3 years ago I was down in NM at the NRA Whittington Center. They took us over to the Philmont Ranch which is a 140,000 acre ranch that was donated to the Boy Scouts. They still have an active ranch there, but the place is designed for the training of camping/survivial skills for the boy scouts. thousands of scout troops go there every year. I believe there is like a 2 yr waiting list for troops to get in there for a camping/hiking trip.

Anyway...Ted Turner's ranch borders this ranch. While we were there our guide told us that Ted is trying to introduce the grizzly bear into his area. There are black bear there already,but typically don't pose a threat to the scouts since they are usually in troops and educated on them. they are quite concerned about grizzly bears and have voiced their concern.

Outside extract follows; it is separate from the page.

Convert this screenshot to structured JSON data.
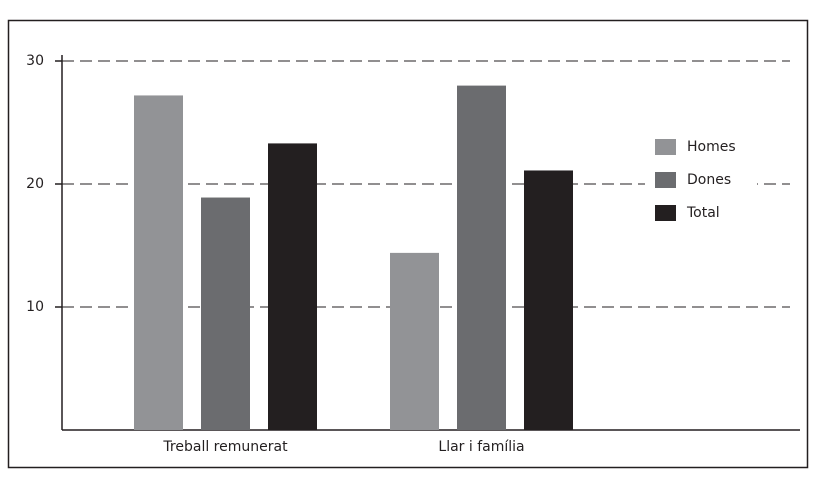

So SD isn't the only place this guy is introducing species or revitalizing species on his ranch.


----------



## bioman (Mar 1, 2002)

Years ago, I did some work adjacent to the Vermejo Ranch, which at that time, was owned by the Pennsoil trust. Ted bought the ranch and some additional acres in NM, which put the total purchase around 800,000 acres. Ted is definitely into commercial hunting, go to his website and see for yourself.


----------



## zettler (Sep 7, 2002)

bioman said:


> Years ago, I did some work adjacent to the Vermejo Ranch, which at that time, was owned by the Pennsoil trust. Ted bought the ranch and some additional acres in NM, which put the total purchase around 800,000 acres. Ted is definitely into commercial hunting, go to his website and see for yourself.


Thanks for the lead, here is the link: Turner Outfitting


----------



## always_outdoors (Dec 17, 2002)

Ted did not buy the Oster property South of Pick City. I guess a former ND resident did. $2000/acre.


----------



## Habitat Hugger (Jan 19, 2005)

Thank God a former North Dakotan bought that land! Now it will be open for hunting and fishing!


----------